The Independent Women’s Forum is preparing for many battles as the President and 107th Congress turn their attention to judicial nominations. If you think the 2000 election was controversial and contentious, just wait ’til a Supreme Court seat becomes vacant!

Indeed, if there is any lesson from Election 2000, it is that judges are potentially the most powerful actors in the U.S. system of government. How judges should properly exercise their power is a point of radical and crucial disagreement in America today. On either side of the ideological schism stand diametrically opposed views of judicial power: activism vs. restraint.

“Activist” judges believe they are not bound by the letter of the law but instead may fashion their opinions and orders to “do justice” as they see fit. As Al Gore stated during the campaign: “Each new generation has to search for the deeper meaning of the Constitution, breathe life into it.”

“Restrained” or “strict constructionist” judges feel obliged to interpret the law only and not attempt to shape it in order to reach a preferred result. As George W. Bush put it, “The Constitution should be interpreted for what it is, what it says, not for what somebody hopes it says.”

Proponents of judicial activism believe that race, class, and gender should be used, not only to select judges but also to determine case outcomes. Those who endorse judicial restraint, on the other hand, reject the idea that any judge should or would allow such factors (or worse, his or her personal background) to dictate legal results.

The clash of activism vs. restraint is at the center of the judicial nomination battles of the past-and the future. Those who believe judges should make law and “do justice” have a keen interest in the personal beliefs and politics of judicial nominees. They support candidates who agree with them on political issues and oppose candidates who they feel are not in accord with their political beliefs.

In effect, because one side regards judges as lawmakers, every judicial nomination tends to become a mini-election. Candidates are assessed not for their legal competence and unbiased judicial temperament, but for which political side they are likely to favor in cases that may come before them.

Unlike a regular elected office, the “winner” of a federal judicial appointment gains a job for life. Life can last a long time. Still active today are two judges appointed by the Kennedy and Johnson administrations, almost 40 years ago! Clinton administration appointees now constitute 46.6 percent of the active federal judiciary, outnumbering the combined totals of active Reagan and Bush appointees.

Today, as the Clinton administration ends, there are about 66 empty federal court seats. The Republican-majority Senate allowed 37 Clinton nominations (including 5 put forward very late in the session) to expire at the end of the 2000 session. (For comparison, at the end of the Bush administration in 1993, the then Democrat-controlled Senate allowed 59 pending Bush nominations to expire among a total of 110 federal judicial vacancies.)

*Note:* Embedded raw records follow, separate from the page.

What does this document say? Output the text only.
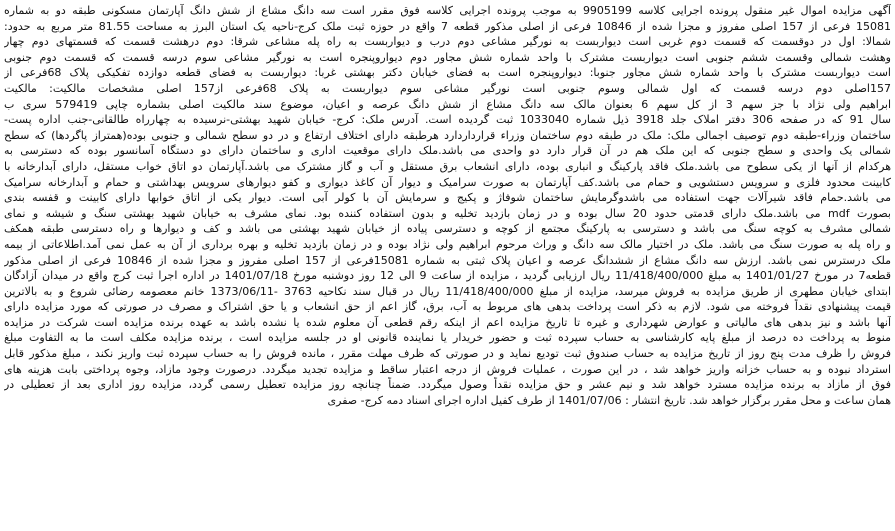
آگهی مزایده اموال غیر منقول پرونده اجرایی کلاسه 9905199 به موجب پرونده اجرایی کلاسه فوق مقرر است سه دانگ مشاع از شش دانگ آپارتمان مسکونی طبقه دو به شماره
15081 فرعی از 157 اصلی مفروز و مجزا شده از 10846 فرعی از اصلی مذکور قطعه 7 واقع در حوزه ثبت ملک کرج-ناحیه یک استان البرز به مساحت 81.55 متر مربع به حدود:
شمالا: اول در دوقسمت که قسمت دوم غربی است دیواربست به نورگیر مشاعی دوم درب و دیواربست به راه پله مشاعی شرقا: دوم درهشت قسمت که قسمتهای دوم چهار
وهشت شمالی وقسمت ششم جنوبی است دیواربست مشترک با واحد شماره شش مجاور دوم دیواروپنجره است به نورگیر مشاعی سوم درسه قسمت که قسمت دوم جنوبی
است دیواربست مشترک با واحد شماره شش مجاور جنوبا: دیواروپنجره است به فضای خیابان دکتر بهشتی غربا: دیواربست به فضای قطعه دوازده تفکیکی پلاک 68فرعی از
157اصلی دوم درسه قسمت که اول شمالی وسوم جنوبی است نورگیر مشاعی سوم دیواربست به پلاک 68فرعی از157 اصلی مشخصات مالکیت: مالکیت
ابراهیم ولی نژاد با جز سهم 3 از کل سهم 6 بعنوان مالک سه دانگ مشاع از شش دانگ عرصه و اعیان، موضوع سند مالکیت اصلی بشماره چاپی 579419 سری ب
سال 91 که در صفحه 306 دفتر املاک جلد 3918 ذیل شماره 1033040 ثبت گردیده است. آدرس ملک: کرج- خیابان شهید بهشتی-نرسیده به چهارراه طالقانی-جنب اداره پست-
ساختمان وزراء-طبقه دوم توصیف اجمالی ملک: ملک در طبقه دوم ساختمان وزراء قرارداردارد هرطبقه دارای اختلاف ارتفاع و در دو سطح شمالی و جنوبی بوده(همتراز پاگردها) که سطح
شمالی یک واحدی و سطح جنوبی که این ملک هم در آن قرار دارد دو واحدی می باشد.ملک دارای موقعیت اداری و ساختمان دارای دو دستگاه آسانسور بوده که دسترسی به
هرکدام از آنها از یکی سطوح می باشد.ملک فاقد پارکینگ و انباری بوده، دارای انشعاب برق مستقل و آب و گاز مشترک می باشد.آپارتمان دو اتاق خواب مستقل، دارای آبدارخانه با
کابینت محدود فلزی و سرویس دستشویی و حمام می باشد.کف آپارتمان به صورت سرامیک و دیوار آن کاغذ دیواری و کفو دیوارهای سرویس بهداشتی و حمام و آبدارخانه سرامیک
می باشد.حمام فاقد شیرآلات جهت استفاده می باشدوگرمایش ساختمان شوفاژ و پکیج و سرمایش آن با کولر آبی است. دیوار یکی از اتاق خوابها دارای کابینت و قفسه بندی
بصورت mdf می باشد.ملک دارای قدمتی حدود 20 سال بوده و در زمان بازدید تخلیه و بدون استفاده کننده بود. نمای مشرف به خیابان شهید بهشتی سنگ و شیشه و نمای
شمالی مشرف به کوچه سنگ می باشد و دسترسی به پارکینگ مجتمع از کوچه و دسترسی پیاده از خیابان شهید بهشتی می باشد و کف و دیوارها و راه دسترسی طبقه همکف
و راه پله به صورت سنگ می باشد. ملک در اختیار مالک سه دانگ و وراث مرحوم ابراهیم ولی نژاد بوده و در زمان بازدید تخلیه و بهره برداری از آن به عمل نمی آمد.اطلاعاتی از بیمه
ملک درسترس نمی باشد. ارزش سه دانگ مشاع از ششدانگ عرصه و اعیان پلاک ثبتی به شماره 15081فرعی از 157 اصلی مفروز و مجزا شده از 10846 فرعی از اصلی مذکور
قطعه7 در مورخ 1401/01/27 به مبلغ 11/418/400/000 ریال ارزیابی گردید ، مزایده از ساعت 9 الی 12 روز دوشنبه مورخ 1401/07/18 در اداره اجرا ثبت کرج واقع در میدان آزادگان
ابتدای خیابان مطهری از طریق مزایده به فروش میرسد، مزایده از مبلغ 11/418/400/000 ریال در قبال سند نکاحیه 3763 -1373/06/11 خانم معصومه رضائی شروع و به بالاترین
قیمت پیشنهادی نقداً فروخته می شود. لازم به ذکر است پرداخت بدهی های مربوط به آب، برق، گاز اعم از حق انشعاب و یا حق اشتراک و مصرف در صورتی که مورد مزایده دارای
آنها باشد و نیز بدهی های مالیاتی و عوارض شهرداری و غیره تا تاریخ مزایده اعم از اینکه رقم قطعی آن معلوم شده یا نشده باشد به عهده برنده مزایده است شرکت در مزایده
منوط به پرداخت ده درصد از مبلغ پایه کارشناسی به حساب سپرده ثبت و حضور خریدار یا نماینده قانونی او در جلسه مزایده است ، برنده مزایده مکلف است ما به التفاوت مبلغ
فروش را ظرف مدت پنج روز از تاریخ مزایده به حساب صندوق ثبت تودیع نماید و در صورتی که ظرف مهلت مقرر ، مانده فروش را به حساب سپرده ثبت واریز نکند ، مبلغ مذکور قابل
استرداد نبوده و به حساب خزانه واریز خواهد شد ، در این صورت ، عملیات فروش از درجه اعتبار ساقط و مزایده تجدید میگردد. درصورت وجود مازاد، وجوه پرداختی بابت هزینه های
فوق از مازاد به برنده مزایده مسترد خواهد شد و نیم عشر و حق مزایده نقداً وصول میگردد. ضمناً چنانچه روز مزایده تعطیل رسمی گردد، مزایده روز اداری بعد از تعطیلی در
همان ساعت و محل مقرر برگزار خواهد شد. تاریخ انتشار : 1401/07/06 از طرف کفیل اداره اجرای اسناد دمه کرج- صفری
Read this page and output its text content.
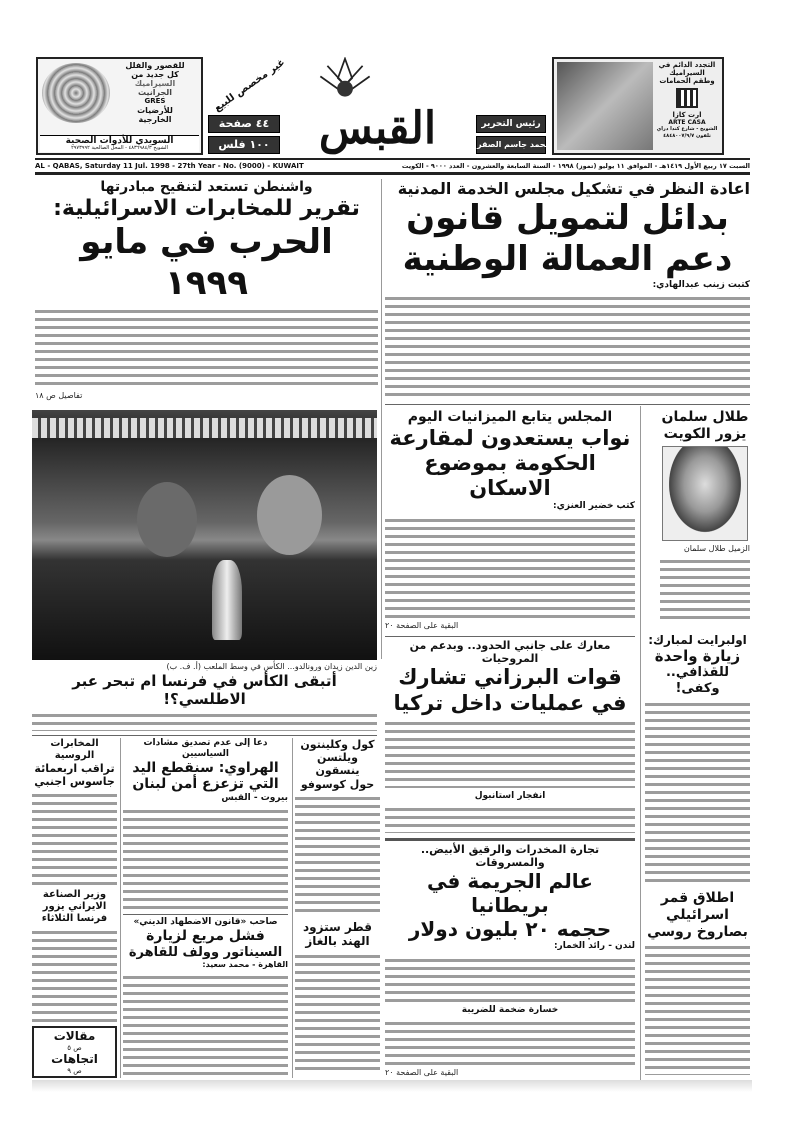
للقصور والفلل
كل جديد من
السيراميك
الجرانيت
GRES
للأرضيات
الخارجية
السويدي للأدوات الصحية
الشويخ ٤٨٣٦٩٨٤/٣ - المحل الصالحية ٢٩٧٣٩٩٢
غير مخصص للبيع
٤٤ صفحة
١٠٠ فلس	القبس	رئيس التحرير
محمد جاسم الصقر
التجدد الدائم في
السيراميك
وطقم الحمامات
ارت كازا
ARTE CASA
الشويخ - شارع كندا دراي
تلفون ٤٨٤٨٠٠٧/٩/٧
AL - QABAS, Saturday 11 Jul. 1998 - 27th Year - No. (9000) - KUWAIT	السبت ١٧ ربيع الأول ١٤١٩هـ - الموافق ١١ يوليو (تموز) ١٩٩٨ - السنة السابعة والعشرون - العدد ٩٠٠٠ - الكويت
اعادة النظر في تشكيل مجلس الخدمة المدنية
بدائل لتمويل قانون
دعم العمالة الوطنية
كتبت زينب عبدالهادي:
واشنطن تستعد لتنقيح مبادرتها
تقرير للمخابرات الاسرائيلية:
الحرب في مايو ١٩٩٩
تفاصيل ص ١٨
طلال سلمان
يزور الكويت
الزميل طلال سلمان
المجلس يتابع الميزانيات اليوم
نواب يستعدون لمقارعة
الحكومة بموضوع الاسكان
كتب خضير العنزي:
البقية على الصفحة ٢٠
اولبرايت لمبارك:
زيارة واحدة
للقذافي.. وكفى!
زين الدين زيدان ورونالدو... الكأس في وسط الملعب (أ. ف. ب)
أتبقى الكأس في فرنسا ام تبحر عبر الاطلسي؟!
معارك على جانبي الحدود.. وبدعم من المروحيات
قوات البرزاني تشارك
في عمليات داخل تركيا
انفجار استانبول
تجارة المخدرات والرقيق الأبيض.. والمسروقات
عالم الجريمة في بريطانيا
حجمه ٢٠ بليون دولار
لندن - رائد الخمار:
خسارة ضخمة للضريبة
البقية على الصفحة ٢٠
اطلاق قمر
اسرائيلي
بصاروخ روسي
المخابرات الروسية
تراقب اربعمائة
جاسوس اجنبي
وزير الصناعة
الايراني يزور
فرنسا الثلاثاء
مقالات
ص ٥
اتجاهات
ص ٩
دعا إلى عدم تصديق مشادات السياسيين
الهراوي: سنقطع اليد
التي تزعزع أمن لبنان
بيروت - القبس
صاحب «قانون الاضطهاد الديني»
فشل مريع لزيارة
السيناتور وولف للقاهرة
القاهرة - محمد سعيد:
كول وكلينتون
ويلتسن ينسقون
حول كوسوفو
قطر ستزود
الهند بالغاز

The new administration will nominate judges to fill the current 66 open seats, as well as others that continually arise as judges retire, resign, die, are promoted, or (in very rare cases) are removed. Because of the enormous power a federal judge may wield, and because they serve for life, long after the president who appointed them is gone, both parties have a great stake in putting their stamp on the federal judiciary.

In this and the coming years, federal judicial nominations will be closely watched and fiercely contested by all sides. The Independent Women’s Forum, as always, will be ready to defend and promote the Rule of Law against the Rule of Politically Motivated Judges.